Split Bill: Monster Squad and Marty Schnapf Zoe Scofield, with Juniper Shuey and Morgan Henderson

On the Boards, February 16 - 18 

Over the last two seasons, On the Boards has experienced something of a renaissance, presenting significant and engaging contemporary dance and performance from around the world. Gone are the days when subscribers would have to face the likes of Karen Findlay, Bill T. Jones, and Spaulding Gray year after year. But if achieving this status were not enough, the organization has also maintained its decades-long commitment to showcasing work by local artists. The outcomes of these efforts, however, have often been mixed. Programs like Northwest New Works Festival and 12 Minutes Max have given On the Boards a strong connection to the local dance and theater communities, but have resulted in some forgettable evenings.

Given these odds, last weekend’s Split Bill – Portland’s Monster Squad and Seattle’s Zoe Scofield -- was a surprising success. Could it be the trickle-down effect of those national and global acts On the Boards has brought to town these last two years? Probably not. The Northwest has always been capable of generating contemporary art in its own ways, even during older, more isolated times.

Monster Squad choreographer Tahni Holt collaborated with visual artist Marty Schnapf to create the dizzying and dyspeptic Island Desk: my teeny tiny knowledge of nothing. It is a dramatization of the cumulative psychic effect ‘the office’ can have upon the individual and the collective group; the struggle of a diminished spirit acting upon desires in a place where they must always be kept in check.

The dancers appear between, or at times behind, a series of high walls that are repositioned throughout the performance. At the center of the stage are a water cooler and a curious internally illuminated prism. The movement begins with swinging arms and languorous swoops and falls that culminate in desperate catches or embraces. These in turn give way to an exhausted crawling or dragging. Suddenly, the serenity of the solo piano is replaced by the jazzy rhythm of a strumming acoustic guitar and the warm, ambient hum of a distant singer. As we hear the percussive sounds of a typewriter, the dancers momentarily gain their stride and coworkers coalesce into synchronized spasms. Jerking violently in unison, they shake their heads and outstretched arms.

Throughout the piece, the folly of these sequences -- with their alignments and fragmentation -- are repeated again and again. The dancers’ bodies are overcome by fatigue before falling back in line. At times the pace of the dream-like mayhem slows to a halt and the stage darkens. The surreal vision of a bird taking flight becomes visible on one of the walls: it is a stark contrast to the realities of this physical space, but a representation, no doubt, of some unrealized internal grace. Soon the dancers tremble around the water cooler, frantically clasping paper cups as if trying to replenish a spent life force.

In the end, the rectangular form of a desk is visible on the surface of the moveable walls, which have been turned on their side.

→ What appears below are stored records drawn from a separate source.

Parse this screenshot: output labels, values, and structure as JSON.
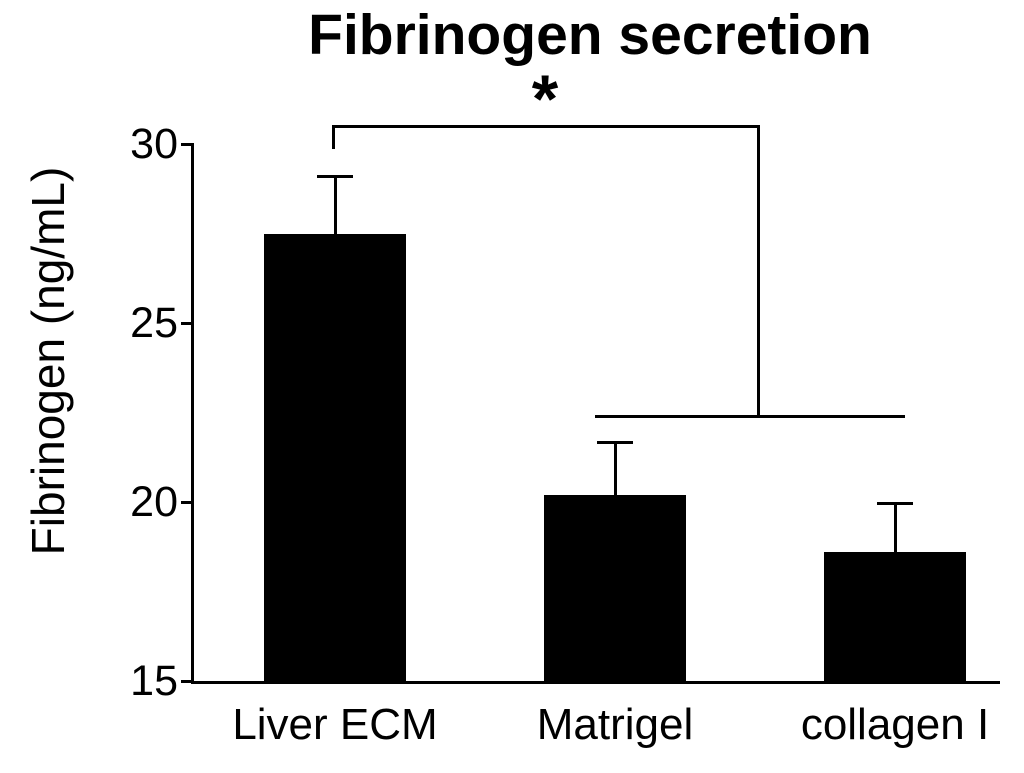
{
  "figure": {
    "background": "#ffffff",
    "ink_color": "#000000"
  },
  "chart_data": {
    "type": "bar",
    "title": "Fibrinogen secretion",
    "ylabel": "Fibrinogen (ng/mL)",
    "xlabel": "",
    "categories": [
      "Liver ECM",
      "Matrigel",
      "collagen I"
    ],
    "values": [
      27.5,
      20.2,
      18.6
    ],
    "errors_plus": [
      1.6,
      1.45,
      1.35
    ],
    "ylim": [
      15,
      30
    ],
    "yticks": [
      15,
      20,
      25,
      30
    ],
    "grid": false,
    "legend_position": "none",
    "bar_color": "#000000",
    "significance": {
      "label": "*",
      "from": "Liver ECM",
      "to": [
        "Matrigel",
        "collagen I"
      ]
    }
  }
}
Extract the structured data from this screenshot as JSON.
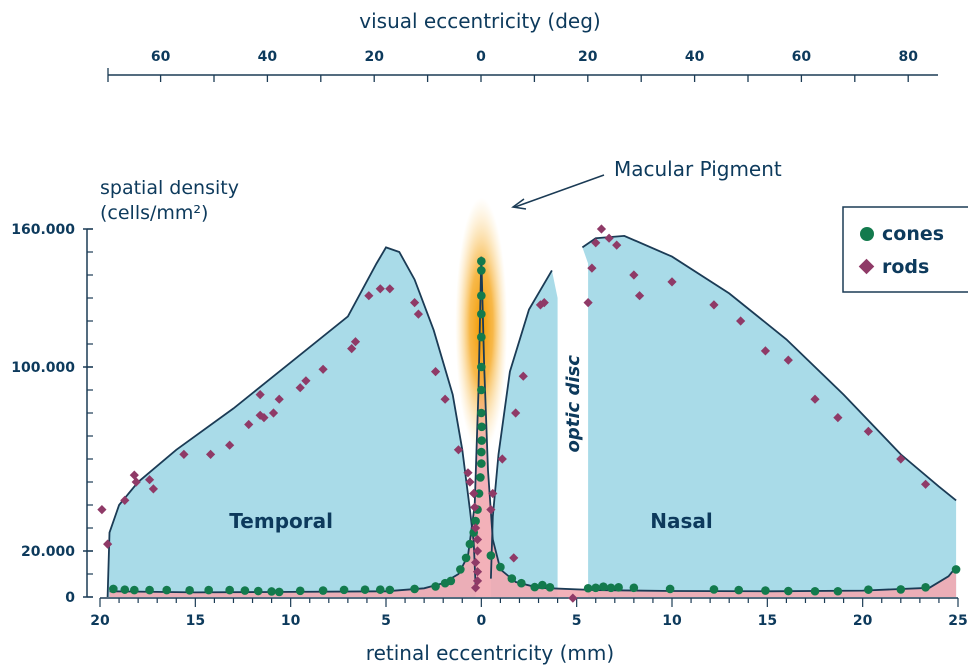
{
  "chart_data": {
    "type": "area",
    "title": "",
    "top_axis": {
      "label": "visual eccentricity (deg)",
      "tick_labels": [
        {
          "label": "60",
          "deg": -60
        },
        {
          "label": "40",
          "deg": -40
        },
        {
          "label": "20",
          "deg": -20
        },
        {
          "label": "0",
          "deg": 0
        },
        {
          "label": "20",
          "deg": 20
        },
        {
          "label": "40",
          "deg": 40
        },
        {
          "label": "60",
          "deg": 60
        },
        {
          "label": "80",
          "deg": 80
        }
      ],
      "minor_step_deg": 10
    },
    "ylabel_line1": "spatial density",
    "ylabel_line2": "(cells/mm²)",
    "xlabel": "retinal eccentricity (mm)",
    "xlim": [
      -20,
      25
    ],
    "ylim": [
      0,
      160000
    ],
    "y_tick_labels": [
      {
        "label": "160.000",
        "value": 160000
      },
      {
        "label": "100.000",
        "value": 100000
      },
      {
        "label": "20.000",
        "value": 20000
      },
      {
        "label": "0",
        "value": 0
      }
    ],
    "y_minor_step": 10000,
    "x_tick_labels": [
      {
        "label": "20",
        "value": -20
      },
      {
        "label": "15",
        "value": -15
      },
      {
        "label": "10",
        "value": -10
      },
      {
        "label": "5",
        "value": -5
      },
      {
        "label": "0",
        "value": 0
      },
      {
        "label": "5",
        "value": 5
      },
      {
        "label": "10",
        "value": 10
      },
      {
        "label": "15",
        "value": 15
      },
      {
        "label": "20",
        "value": 20
      },
      {
        "label": "25",
        "value": 25
      }
    ],
    "x_minor_step": 1,
    "legend": {
      "placement": "top-right",
      "items": [
        "cones",
        "rods"
      ]
    },
    "annotations": {
      "macular_pigment": "Macular Pigment",
      "optic_disc": "optic disc",
      "temporal": "Temporal",
      "nasal": "Nasal"
    },
    "colors": {
      "rod_fill": "#a9dbe8",
      "cone_fill": "#f2a8b1",
      "outline": "#1b3b55",
      "cone_marker": "#137a4d",
      "rod_marker": "#8f3a67",
      "text": "#0d3a5c",
      "pigment": "#f5a300"
    },
    "optic_disc_gap": {
      "x_from": 4,
      "x_to": 5.6
    },
    "rod_curve_temporal": [
      {
        "x": -19.6,
        "y": 0
      },
      {
        "x": -19.5,
        "y": 28000
      },
      {
        "x": -19,
        "y": 40000
      },
      {
        "x": -18,
        "y": 50000
      },
      {
        "x": -16,
        "y": 64000
      },
      {
        "x": -13,
        "y": 82000
      },
      {
        "x": -10,
        "y": 102000
      },
      {
        "x": -7,
        "y": 122000
      },
      {
        "x": -5.5,
        "y": 145000
      },
      {
        "x": -5,
        "y": 152000
      },
      {
        "x": -4.3,
        "y": 150000
      },
      {
        "x": -3.5,
        "y": 138000
      },
      {
        "x": -2.5,
        "y": 116000
      },
      {
        "x": -1.5,
        "y": 88000
      },
      {
        "x": -1,
        "y": 64000
      },
      {
        "x": -0.6,
        "y": 38000
      },
      {
        "x": -0.4,
        "y": 24000
      },
      {
        "x": -0.3,
        "y": 5000
      }
    ],
    "rod_curve_nasal_inner": [
      {
        "x": 0.5,
        "y": 8000
      },
      {
        "x": 0.6,
        "y": 35000
      },
      {
        "x": 0.9,
        "y": 62000
      },
      {
        "x": 1.5,
        "y": 98000
      },
      {
        "x": 2.5,
        "y": 125000
      },
      {
        "x": 3.7,
        "y": 142000
      }
    ],
    "rod_curve_nasal_outer": [
      {
        "x": 5.3,
        "y": 152000
      },
      {
        "x": 6,
        "y": 156000
      },
      {
        "x": 7.5,
        "y": 157000
      },
      {
        "x": 10,
        "y": 148000
      },
      {
        "x": 13,
        "y": 132000
      },
      {
        "x": 16,
        "y": 112000
      },
      {
        "x": 19,
        "y": 88000
      },
      {
        "x": 22,
        "y": 62000
      },
      {
        "x": 24,
        "y": 48000
      },
      {
        "x": 24.9,
        "y": 42000
      },
      {
        "x": 24.9,
        "y": 0
      }
    ],
    "cone_curve": [
      {
        "x": -19.5,
        "y": 2500
      },
      {
        "x": -15,
        "y": 2000
      },
      {
        "x": -10,
        "y": 2200
      },
      {
        "x": -5,
        "y": 2500
      },
      {
        "x": -3,
        "y": 3800
      },
      {
        "x": -2,
        "y": 6000
      },
      {
        "x": -1.2,
        "y": 10000
      },
      {
        "x": -0.7,
        "y": 18000
      },
      {
        "x": -0.35,
        "y": 40000
      },
      {
        "x": -0.15,
        "y": 90000
      },
      {
        "x": 0,
        "y": 148000
      },
      {
        "x": 0.15,
        "y": 100000
      },
      {
        "x": 0.35,
        "y": 55000
      },
      {
        "x": 0.6,
        "y": 25000
      },
      {
        "x": 1,
        "y": 12000
      },
      {
        "x": 1.8,
        "y": 6500
      },
      {
        "x": 3,
        "y": 4000
      },
      {
        "x": 6,
        "y": 3000
      },
      {
        "x": 10,
        "y": 2600
      },
      {
        "x": 15,
        "y": 2500
      },
      {
        "x": 20,
        "y": 2800
      },
      {
        "x": 23.5,
        "y": 4000
      },
      {
        "x": 24.5,
        "y": 9000
      },
      {
        "x": 24.9,
        "y": 13000
      }
    ],
    "series": [
      {
        "name": "cones",
        "marker": "circle",
        "points": [
          {
            "x": -19.3,
            "y": 3500
          },
          {
            "x": -18.7,
            "y": 3200
          },
          {
            "x": -18.2,
            "y": 3000
          },
          {
            "x": -17.4,
            "y": 3000
          },
          {
            "x": -16.5,
            "y": 3000
          },
          {
            "x": -15.3,
            "y": 2900
          },
          {
            "x": -14.3,
            "y": 3000
          },
          {
            "x": -13.2,
            "y": 3000
          },
          {
            "x": -12.4,
            "y": 2800
          },
          {
            "x": -11.7,
            "y": 2600
          },
          {
            "x": -11,
            "y": 2400
          },
          {
            "x": -10.6,
            "y": 2200
          },
          {
            "x": -9.5,
            "y": 2700
          },
          {
            "x": -8.3,
            "y": 2800
          },
          {
            "x": -7.2,
            "y": 3100
          },
          {
            "x": -6.1,
            "y": 3200
          },
          {
            "x": -5.3,
            "y": 3200
          },
          {
            "x": -4.8,
            "y": 3100
          },
          {
            "x": -3.5,
            "y": 3500
          },
          {
            "x": -2.4,
            "y": 4600
          },
          {
            "x": -1.9,
            "y": 6000
          },
          {
            "x": -1.6,
            "y": 7000
          },
          {
            "x": -1.1,
            "y": 12000
          },
          {
            "x": -0.8,
            "y": 17000
          },
          {
            "x": -0.6,
            "y": 23000
          },
          {
            "x": -0.4,
            "y": 28000
          },
          {
            "x": -0.3,
            "y": 33000
          },
          {
            "x": -0.2,
            "y": 38000
          },
          {
            "x": -0.12,
            "y": 45000
          },
          {
            "x": -0.05,
            "y": 52000
          },
          {
            "x": 0,
            "y": 58000
          },
          {
            "x": 0,
            "y": 63000
          },
          {
            "x": 0.02,
            "y": 68000
          },
          {
            "x": 0.02,
            "y": 74000
          },
          {
            "x": 0,
            "y": 80000
          },
          {
            "x": 0,
            "y": 90000
          },
          {
            "x": 0,
            "y": 100000
          },
          {
            "x": 0,
            "y": 113000
          },
          {
            "x": 0,
            "y": 123000
          },
          {
            "x": 0,
            "y": 131000
          },
          {
            "x": 0,
            "y": 142000
          },
          {
            "x": 0,
            "y": 146000
          },
          {
            "x": 0.5,
            "y": 18000
          },
          {
            "x": 1,
            "y": 13000
          },
          {
            "x": 1.6,
            "y": 8000
          },
          {
            "x": 2.1,
            "y": 6000
          },
          {
            "x": 2.8,
            "y": 4300
          },
          {
            "x": 3.2,
            "y": 5200
          },
          {
            "x": 3.6,
            "y": 4200
          },
          {
            "x": 5.6,
            "y": 3800
          },
          {
            "x": 6,
            "y": 4000
          },
          {
            "x": 6.4,
            "y": 4500
          },
          {
            "x": 6.8,
            "y": 4000
          },
          {
            "x": 7.2,
            "y": 4200
          },
          {
            "x": 8,
            "y": 4000
          },
          {
            "x": 9.9,
            "y": 3500
          },
          {
            "x": 12.2,
            "y": 3300
          },
          {
            "x": 13.5,
            "y": 3000
          },
          {
            "x": 14.9,
            "y": 2800
          },
          {
            "x": 16.1,
            "y": 2600
          },
          {
            "x": 17.5,
            "y": 2500
          },
          {
            "x": 18.7,
            "y": 2500
          },
          {
            "x": 20.3,
            "y": 3200
          },
          {
            "x": 22,
            "y": 3300
          },
          {
            "x": 23.3,
            "y": 4200
          },
          {
            "x": 24.9,
            "y": 12000
          }
        ]
      },
      {
        "name": "rods",
        "marker": "diamond",
        "points": [
          {
            "x": -19.9,
            "y": 38000
          },
          {
            "x": -19.6,
            "y": 23000
          },
          {
            "x": -18.7,
            "y": 42000
          },
          {
            "x": -18.2,
            "y": 53000
          },
          {
            "x": -18.1,
            "y": 50000
          },
          {
            "x": -17.4,
            "y": 51000
          },
          {
            "x": -17.2,
            "y": 47000
          },
          {
            "x": -15.6,
            "y": 62000
          },
          {
            "x": -14.2,
            "y": 62000
          },
          {
            "x": -13.2,
            "y": 66000
          },
          {
            "x": -12.2,
            "y": 75000
          },
          {
            "x": -11.6,
            "y": 79000
          },
          {
            "x": -11.4,
            "y": 78000
          },
          {
            "x": -11.6,
            "y": 88000
          },
          {
            "x": -10.9,
            "y": 80000
          },
          {
            "x": -10.6,
            "y": 86000
          },
          {
            "x": -9.5,
            "y": 91000
          },
          {
            "x": -9.2,
            "y": 94000
          },
          {
            "x": -8.3,
            "y": 99000
          },
          {
            "x": -6.8,
            "y": 108000
          },
          {
            "x": -6.6,
            "y": 111000
          },
          {
            "x": -5.9,
            "y": 131000
          },
          {
            "x": -5.3,
            "y": 134000
          },
          {
            "x": -4.8,
            "y": 134000
          },
          {
            "x": -3.5,
            "y": 128000
          },
          {
            "x": -3.3,
            "y": 123000
          },
          {
            "x": -2.4,
            "y": 98000
          },
          {
            "x": -1.9,
            "y": 86000
          },
          {
            "x": -1.2,
            "y": 64000
          },
          {
            "x": -0.7,
            "y": 54000
          },
          {
            "x": -0.6,
            "y": 50000
          },
          {
            "x": -0.4,
            "y": 45000
          },
          {
            "x": -0.35,
            "y": 39000
          },
          {
            "x": -0.3,
            "y": 30000
          },
          {
            "x": -0.2,
            "y": 25000
          },
          {
            "x": -0.2,
            "y": 20000
          },
          {
            "x": -0.3,
            "y": 15000
          },
          {
            "x": -0.2,
            "y": 11000
          },
          {
            "x": -0.2,
            "y": 7000
          },
          {
            "x": -0.3,
            "y": 4000
          },
          {
            "x": 0.5,
            "y": 38000
          },
          {
            "x": 0.6,
            "y": 45000
          },
          {
            "x": 1.1,
            "y": 60000
          },
          {
            "x": 1.8,
            "y": 80000
          },
          {
            "x": 2.2,
            "y": 96000
          },
          {
            "x": 3.1,
            "y": 127000
          },
          {
            "x": 3.3,
            "y": 128000
          },
          {
            "x": 1.7,
            "y": 17000
          },
          {
            "x": 4.8,
            "y": -500
          },
          {
            "x": 5.6,
            "y": 128000
          },
          {
            "x": 5.8,
            "y": 143000
          },
          {
            "x": 6,
            "y": 154000
          },
          {
            "x": 6.3,
            "y": 160000
          },
          {
            "x": 6.7,
            "y": 156000
          },
          {
            "x": 7.1,
            "y": 153000
          },
          {
            "x": 8,
            "y": 140000
          },
          {
            "x": 8.3,
            "y": 131000
          },
          {
            "x": 10,
            "y": 137000
          },
          {
            "x": 12.2,
            "y": 127000
          },
          {
            "x": 13.6,
            "y": 120000
          },
          {
            "x": 14.9,
            "y": 107000
          },
          {
            "x": 16.1,
            "y": 103000
          },
          {
            "x": 17.5,
            "y": 86000
          },
          {
            "x": 18.7,
            "y": 78000
          },
          {
            "x": 20.3,
            "y": 72000
          },
          {
            "x": 22,
            "y": 60000
          },
          {
            "x": 23.3,
            "y": 49000
          }
        ]
      }
    ]
  }
}
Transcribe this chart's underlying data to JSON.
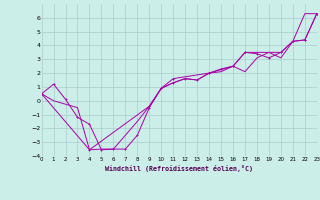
{
  "xlabel": "Windchill (Refroidissement éolien,°C)",
  "bg_color": "#cceee8",
  "grid_color": "#aacccc",
  "line_color": "#aa00aa",
  "xlim": [
    0,
    23
  ],
  "ylim": [
    -4,
    7
  ],
  "xticks": [
    0,
    1,
    2,
    3,
    4,
    5,
    6,
    7,
    8,
    9,
    10,
    11,
    12,
    13,
    14,
    15,
    16,
    17,
    18,
    19,
    20,
    21,
    22,
    23
  ],
  "yticks": [
    -4,
    -3,
    -2,
    -1,
    0,
    1,
    2,
    3,
    4,
    5,
    6
  ],
  "series1_x": [
    0,
    1,
    2,
    3,
    4,
    5,
    6,
    7,
    8,
    9,
    10,
    11,
    12,
    13,
    14,
    15,
    16,
    17,
    18,
    19,
    20,
    21,
    22,
    23
  ],
  "series1_y": [
    0.5,
    1.2,
    0.1,
    -1.2,
    -1.7,
    -3.55,
    -3.5,
    -3.5,
    -2.5,
    -0.5,
    0.9,
    1.3,
    1.6,
    1.5,
    2.0,
    2.3,
    2.5,
    3.5,
    3.4,
    3.1,
    3.5,
    4.3,
    4.4,
    6.3
  ],
  "series2_x": [
    0,
    1,
    2,
    3,
    4,
    5,
    6,
    7,
    8,
    9,
    10,
    11,
    12,
    13,
    14,
    15,
    16,
    17,
    18,
    19,
    20,
    21,
    22,
    23
  ],
  "series2_y": [
    0.5,
    0.0,
    -0.25,
    -0.5,
    -3.55,
    -3.5,
    -3.5,
    -2.5,
    -1.5,
    -0.4,
    0.9,
    1.3,
    1.6,
    1.5,
    2.0,
    2.1,
    2.5,
    2.1,
    3.1,
    3.5,
    3.1,
    4.3,
    6.3,
    6.3
  ],
  "series3_x": [
    0,
    4,
    9,
    10,
    11,
    14,
    16,
    17,
    20,
    21,
    22,
    23
  ],
  "series3_y": [
    0.5,
    -3.55,
    -0.4,
    0.9,
    1.6,
    2.0,
    2.5,
    3.5,
    3.5,
    4.3,
    4.4,
    6.3
  ]
}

Surrounded by a projection of flowing water, it is rendered a lonely island, but we see the reflected waves float above it.

However poetic, Island Desk reminds us of our buried hopes and lost expectations. In spite of this, there is a degree of humor that arises from our understanding that we are complicit in our own social degradation. As we watch the dancers we recognize a familiar physical anguish and find ourselves less horrified than amused.

Like Island Desk, Zoe Scofield’s there ain’t no easy way out was the result of her collaboration with a visual artist, Juniper Shuey, and a composer, Morgan Henderson. At first we see a hologram-like projection of a woman on a swing and hear the low, solitary tones of a bass clarinet. But soon the dancers emerge on stage, enveloped in a deep fog, and we begin to witness a much different piece unfold.

While contemporary dance tends to be heavily idea-based, Scofield is concerned more with qualities than concepts. At a time and in a venue were technique is often a well-meaning dance company’s Achilles’ heel, this is a most welcome sight. I doubt if there has been a performance at On the Boards in recent years, local or otherwise, with better dancers or a more refined vocabulary of movement.

The work is both lyrical and thought provoking, but suffers ultimately from an unclear intentions and lack of compositional unity. There ain’t no easy way out of what? This place does not look so bad, really, with its elegant costumes and elaborate, if ambiguous, stagecraft. Had Scofield’s movement been moored to an overriding thought or sentiment, as Holt’s had been, we might have experienced something considerably more powerful. But seeing dance this well executed is pleasure enough.